Susanne Millar, Chief Officer for our HSCP said: “Enhanced Drug Treatment Service (EDTS) takes a targeted approach for several people in the city who are at the highest risk of drug related death. The service aims to reduce the harms associated with high-risk opioid use, as well as improve health and social outcomes while offering an opportunity to discuss wider health and social care needs with people as they engage with treatment.

“The figures released indicate that services such as this are having a positive impact on drug related deaths and although these figure remains higher than we would like, it’s positive to see these moving in the right direction. Each of the HSCPs across Greater Glasgow and Clyde are committed to working together, and with partners, to minimise harms for the people who use drugs and alcohol through a whole system approach.

“Problematic drug use remains a key priority and affects families and communities across the city, and I want to offer condolences to every person who has suffered the loss of a loved one.”     

Drugs and Alcohol Policy Minister Elena Whitham MSP visited the service and commented on the drug death figures released earlier this week. 
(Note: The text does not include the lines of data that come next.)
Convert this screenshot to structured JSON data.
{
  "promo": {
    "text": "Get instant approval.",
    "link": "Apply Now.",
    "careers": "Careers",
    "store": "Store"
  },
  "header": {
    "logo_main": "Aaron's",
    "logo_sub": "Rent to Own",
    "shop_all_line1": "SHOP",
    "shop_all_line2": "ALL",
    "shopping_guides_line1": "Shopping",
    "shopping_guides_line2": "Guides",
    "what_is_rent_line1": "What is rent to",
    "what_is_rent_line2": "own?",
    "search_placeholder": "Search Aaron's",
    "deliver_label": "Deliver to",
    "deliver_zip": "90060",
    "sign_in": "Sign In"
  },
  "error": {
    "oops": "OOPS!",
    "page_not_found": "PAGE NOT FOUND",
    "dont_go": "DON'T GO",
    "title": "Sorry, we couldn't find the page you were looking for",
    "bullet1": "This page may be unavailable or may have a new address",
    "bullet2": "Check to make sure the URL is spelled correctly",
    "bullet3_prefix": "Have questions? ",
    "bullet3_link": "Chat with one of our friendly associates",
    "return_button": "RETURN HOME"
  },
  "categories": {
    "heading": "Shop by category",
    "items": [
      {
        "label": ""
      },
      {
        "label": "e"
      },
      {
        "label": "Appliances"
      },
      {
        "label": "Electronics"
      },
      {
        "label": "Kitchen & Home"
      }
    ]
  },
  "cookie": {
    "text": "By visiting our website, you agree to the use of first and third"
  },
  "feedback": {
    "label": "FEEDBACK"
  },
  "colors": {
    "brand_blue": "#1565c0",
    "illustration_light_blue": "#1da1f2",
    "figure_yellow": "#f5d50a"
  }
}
She said: “My sympathy goes out to all those affected by the loss of a loved one through drugs. While I am pleased to see that hundreds of families have been spared this agony and lives have been saved, every life lost is a tragedy and the number of deaths is still too high. I can see that our work across Scotland is gathering pace, and I’m grateful to all those delivering vital services.”

“As part of our £250 million national mission on drugs, we’ll continue to focus on getting more people into the form of treatment and support they need, expand access to residential rehabilitation and drive the rollout of life-saving Medication Assisted Treatment (MAT) Standards where we are making significant progress.”